Ellas prefieren el método antiguo porque se recuperan más
pronto y con menos dolor que de una operación. Además, cada
vez que se someten a ésta, crece el riesgo de complicaciones en
el próximo embarazo, por lo que desean tener dos o tres hijos a
menudo guardan la esperanza de evitar la cirugía.
Algunas madres están tan decididas a no sentir el bisturí,
que acuden al hospital hasta que están en avanzado período
de labor, obligando a los doctores a permitir un parto normal.
Recomendaciones Importantes
El Colegio Americano de Obstetras y Ginecólogos (ACOG) recomienda
tomar en cuenta las siguientes circunstancia cuando se ha pasado por una
cesárea y se quiere recurrir al parto vaginal:
- Entre un embarazo y otro debe de existir, por lo menos, dos años
de diferencia.
- Analizar la cesárea clásica y principalmente, aquella que
no tenga ningún tipo de referencia médica.
- Pelvis pequeña/bebé grande.
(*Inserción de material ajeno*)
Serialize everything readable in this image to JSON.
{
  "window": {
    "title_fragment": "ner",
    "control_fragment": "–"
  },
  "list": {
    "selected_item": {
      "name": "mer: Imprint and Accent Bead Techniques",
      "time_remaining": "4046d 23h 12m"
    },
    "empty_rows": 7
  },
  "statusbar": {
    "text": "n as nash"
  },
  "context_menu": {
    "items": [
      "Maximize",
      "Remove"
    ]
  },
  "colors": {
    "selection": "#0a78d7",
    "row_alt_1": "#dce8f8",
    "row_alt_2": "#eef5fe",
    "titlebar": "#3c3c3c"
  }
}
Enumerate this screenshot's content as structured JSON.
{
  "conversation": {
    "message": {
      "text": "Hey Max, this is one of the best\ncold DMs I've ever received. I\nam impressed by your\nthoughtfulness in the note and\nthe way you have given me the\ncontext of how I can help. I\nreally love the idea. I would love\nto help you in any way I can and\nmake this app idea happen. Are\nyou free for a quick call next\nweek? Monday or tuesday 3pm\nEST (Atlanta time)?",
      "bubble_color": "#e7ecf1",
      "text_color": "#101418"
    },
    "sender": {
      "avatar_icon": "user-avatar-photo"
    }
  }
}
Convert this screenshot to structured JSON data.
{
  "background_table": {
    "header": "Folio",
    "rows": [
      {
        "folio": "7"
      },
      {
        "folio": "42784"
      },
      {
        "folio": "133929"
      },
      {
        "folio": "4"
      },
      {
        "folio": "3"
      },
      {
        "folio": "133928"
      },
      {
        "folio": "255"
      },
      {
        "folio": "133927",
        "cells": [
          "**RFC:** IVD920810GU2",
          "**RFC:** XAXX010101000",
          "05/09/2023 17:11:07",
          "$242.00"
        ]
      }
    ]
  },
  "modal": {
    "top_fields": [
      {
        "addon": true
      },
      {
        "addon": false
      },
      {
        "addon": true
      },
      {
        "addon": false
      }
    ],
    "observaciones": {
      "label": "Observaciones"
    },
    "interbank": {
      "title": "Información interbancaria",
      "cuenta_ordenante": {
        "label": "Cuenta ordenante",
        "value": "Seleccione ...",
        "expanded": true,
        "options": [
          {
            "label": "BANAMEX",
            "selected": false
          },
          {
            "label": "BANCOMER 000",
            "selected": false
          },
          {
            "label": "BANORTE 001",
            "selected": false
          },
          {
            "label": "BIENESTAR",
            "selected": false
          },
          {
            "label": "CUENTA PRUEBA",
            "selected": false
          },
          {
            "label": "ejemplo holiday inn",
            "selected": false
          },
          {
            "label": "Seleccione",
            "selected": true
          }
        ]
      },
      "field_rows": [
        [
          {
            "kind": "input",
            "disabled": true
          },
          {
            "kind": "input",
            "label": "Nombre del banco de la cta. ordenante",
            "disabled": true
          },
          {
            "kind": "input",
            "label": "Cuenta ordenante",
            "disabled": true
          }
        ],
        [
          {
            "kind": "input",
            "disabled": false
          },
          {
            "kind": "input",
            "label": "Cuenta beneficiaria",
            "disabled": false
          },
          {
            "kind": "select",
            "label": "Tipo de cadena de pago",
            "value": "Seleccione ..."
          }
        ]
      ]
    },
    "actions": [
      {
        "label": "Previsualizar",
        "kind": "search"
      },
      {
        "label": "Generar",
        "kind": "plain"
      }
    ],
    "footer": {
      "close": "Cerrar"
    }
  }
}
Si el bebé es muy grande,
puede tener porblemas para pasar de manera segura a través de la
pelvis.
- Que haya alguna contraindicación para el parto vaginal.
- Problemas con la placenta. Incluye placenta abruptio (comienza a separarse
de la parte interior del útero antes que nazca el feto) o placenta
previa (ubicada en la parte baja del útero de manera que la apertura
de éste sea parcial o cubierta).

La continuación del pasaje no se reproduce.